Often, at the center, there is
what scientists call a “mother tree”
a towering giant source
sinking resources sufficient
for the benefit of kin,
seedlings, injured older trees,
the shaded, and severely stressed.
No scientist has the technology (yet)
to say what it is like to be in
cooperation like this and what it feels
like to lose the mother tree in a forest,
any forest, even a forest of artists.
The scientist simply makes field notes:
When a tree dies, the trees still live.
When a tree dies, the trees still live.
When a tree dies, the trees still live.
Aviva Rahmani:
Sue Spaid asked me to write a prompt about friendship for Amy for my recent project, the Hunt for the Lost. That project pivoted on another important election, the one we are still skirmishing over. I wrote:
We lost a friend and found a sorrow.
Finding a friend is always like growing a new part of myself.

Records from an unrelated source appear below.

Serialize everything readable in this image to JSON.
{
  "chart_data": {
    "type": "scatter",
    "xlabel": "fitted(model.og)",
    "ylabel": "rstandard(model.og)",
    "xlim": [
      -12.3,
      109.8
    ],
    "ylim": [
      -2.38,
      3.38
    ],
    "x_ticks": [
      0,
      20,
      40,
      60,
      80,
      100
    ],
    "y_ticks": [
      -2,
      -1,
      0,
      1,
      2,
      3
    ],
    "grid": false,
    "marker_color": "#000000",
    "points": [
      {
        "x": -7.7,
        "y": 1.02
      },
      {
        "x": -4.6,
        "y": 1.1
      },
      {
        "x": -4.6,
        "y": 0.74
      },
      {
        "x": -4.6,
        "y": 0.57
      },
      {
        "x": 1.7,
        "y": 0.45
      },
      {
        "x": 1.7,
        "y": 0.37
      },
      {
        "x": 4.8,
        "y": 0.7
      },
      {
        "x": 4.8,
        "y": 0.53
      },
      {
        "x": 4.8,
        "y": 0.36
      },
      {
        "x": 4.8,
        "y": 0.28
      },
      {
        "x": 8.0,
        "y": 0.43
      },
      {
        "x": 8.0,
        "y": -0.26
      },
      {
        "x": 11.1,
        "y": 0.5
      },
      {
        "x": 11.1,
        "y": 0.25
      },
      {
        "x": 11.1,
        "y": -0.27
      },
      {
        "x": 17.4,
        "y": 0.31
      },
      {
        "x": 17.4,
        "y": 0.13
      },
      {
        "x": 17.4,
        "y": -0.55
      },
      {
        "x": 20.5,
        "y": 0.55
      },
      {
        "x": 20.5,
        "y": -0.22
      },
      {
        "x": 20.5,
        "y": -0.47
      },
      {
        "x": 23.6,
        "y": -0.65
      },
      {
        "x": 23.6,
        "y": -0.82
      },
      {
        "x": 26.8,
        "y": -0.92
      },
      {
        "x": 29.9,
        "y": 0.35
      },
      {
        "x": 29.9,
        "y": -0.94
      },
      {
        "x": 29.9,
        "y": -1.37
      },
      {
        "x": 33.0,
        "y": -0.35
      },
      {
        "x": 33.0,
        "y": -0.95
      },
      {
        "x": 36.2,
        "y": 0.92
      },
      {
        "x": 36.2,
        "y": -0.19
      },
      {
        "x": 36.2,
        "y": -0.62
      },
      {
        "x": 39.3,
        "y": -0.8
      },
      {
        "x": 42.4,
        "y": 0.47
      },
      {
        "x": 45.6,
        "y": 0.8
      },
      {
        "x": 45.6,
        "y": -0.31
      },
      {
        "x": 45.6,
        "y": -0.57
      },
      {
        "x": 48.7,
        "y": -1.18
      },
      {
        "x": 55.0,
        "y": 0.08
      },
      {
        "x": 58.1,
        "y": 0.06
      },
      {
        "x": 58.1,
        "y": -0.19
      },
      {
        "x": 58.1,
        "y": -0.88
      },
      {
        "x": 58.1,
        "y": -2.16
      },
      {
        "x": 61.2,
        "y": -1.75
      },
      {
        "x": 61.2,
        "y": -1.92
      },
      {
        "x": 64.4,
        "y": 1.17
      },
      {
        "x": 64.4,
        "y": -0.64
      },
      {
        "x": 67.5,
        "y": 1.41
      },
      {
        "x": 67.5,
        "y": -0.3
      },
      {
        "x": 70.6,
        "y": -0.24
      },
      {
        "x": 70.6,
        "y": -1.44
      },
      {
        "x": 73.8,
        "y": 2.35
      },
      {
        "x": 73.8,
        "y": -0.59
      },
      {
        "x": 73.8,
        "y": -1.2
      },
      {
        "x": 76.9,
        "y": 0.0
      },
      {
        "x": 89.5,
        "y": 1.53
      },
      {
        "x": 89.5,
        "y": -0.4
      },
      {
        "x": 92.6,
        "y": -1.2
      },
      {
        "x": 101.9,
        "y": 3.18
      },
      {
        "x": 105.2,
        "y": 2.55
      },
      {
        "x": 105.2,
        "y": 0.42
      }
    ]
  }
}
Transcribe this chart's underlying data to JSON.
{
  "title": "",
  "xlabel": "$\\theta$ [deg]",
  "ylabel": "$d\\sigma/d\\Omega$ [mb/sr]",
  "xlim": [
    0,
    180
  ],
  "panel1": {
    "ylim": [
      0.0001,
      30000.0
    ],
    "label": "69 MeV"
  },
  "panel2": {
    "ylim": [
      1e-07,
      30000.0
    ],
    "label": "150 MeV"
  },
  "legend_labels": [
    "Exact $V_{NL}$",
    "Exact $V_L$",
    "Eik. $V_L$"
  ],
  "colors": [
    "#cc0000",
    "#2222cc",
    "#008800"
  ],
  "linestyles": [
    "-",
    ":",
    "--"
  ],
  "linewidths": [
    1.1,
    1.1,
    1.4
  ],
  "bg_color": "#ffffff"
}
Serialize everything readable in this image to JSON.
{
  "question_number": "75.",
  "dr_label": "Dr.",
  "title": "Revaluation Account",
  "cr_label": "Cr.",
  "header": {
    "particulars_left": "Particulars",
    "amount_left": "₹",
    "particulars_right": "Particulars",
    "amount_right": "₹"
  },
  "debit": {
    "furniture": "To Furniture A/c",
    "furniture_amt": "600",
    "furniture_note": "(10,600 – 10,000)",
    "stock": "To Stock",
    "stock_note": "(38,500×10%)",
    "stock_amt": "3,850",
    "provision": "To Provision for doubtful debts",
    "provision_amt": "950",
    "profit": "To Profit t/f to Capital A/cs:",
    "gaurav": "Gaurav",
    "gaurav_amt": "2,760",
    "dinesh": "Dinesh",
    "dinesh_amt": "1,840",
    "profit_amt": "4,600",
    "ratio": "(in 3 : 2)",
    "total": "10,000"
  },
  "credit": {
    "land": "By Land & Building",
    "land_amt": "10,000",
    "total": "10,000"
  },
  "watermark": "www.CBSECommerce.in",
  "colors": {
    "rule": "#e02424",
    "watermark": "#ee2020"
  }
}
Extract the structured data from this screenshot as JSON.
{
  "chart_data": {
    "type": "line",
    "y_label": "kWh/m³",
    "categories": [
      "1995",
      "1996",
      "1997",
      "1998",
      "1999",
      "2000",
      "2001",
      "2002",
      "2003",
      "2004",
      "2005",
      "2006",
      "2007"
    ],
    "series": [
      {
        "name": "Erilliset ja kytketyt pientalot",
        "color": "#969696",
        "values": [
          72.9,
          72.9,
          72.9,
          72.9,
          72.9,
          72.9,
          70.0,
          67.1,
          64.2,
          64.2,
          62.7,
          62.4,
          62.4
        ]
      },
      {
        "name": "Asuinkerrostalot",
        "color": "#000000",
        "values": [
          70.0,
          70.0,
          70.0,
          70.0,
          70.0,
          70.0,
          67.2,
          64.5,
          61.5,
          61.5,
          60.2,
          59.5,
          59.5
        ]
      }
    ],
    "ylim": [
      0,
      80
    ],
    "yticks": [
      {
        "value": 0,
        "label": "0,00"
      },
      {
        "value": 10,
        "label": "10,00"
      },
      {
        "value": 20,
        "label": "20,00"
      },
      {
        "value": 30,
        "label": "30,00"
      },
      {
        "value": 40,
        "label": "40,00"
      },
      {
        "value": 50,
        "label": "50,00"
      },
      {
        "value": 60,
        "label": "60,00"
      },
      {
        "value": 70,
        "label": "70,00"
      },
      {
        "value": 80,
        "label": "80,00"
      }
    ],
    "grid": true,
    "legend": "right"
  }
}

Losing a friend is an amputation.
Conversations linger in memory like phantom limbs.
Time claims us each and every one of us in death.
Loss is tempered by recalling your gifts but still,
Lost and gone.
Farewell dear friend.
Last conversations unfinished, the next show stillborn.
Or.
Peacefully sleeping, dreaming-in-waiting for someone to pick up your torch.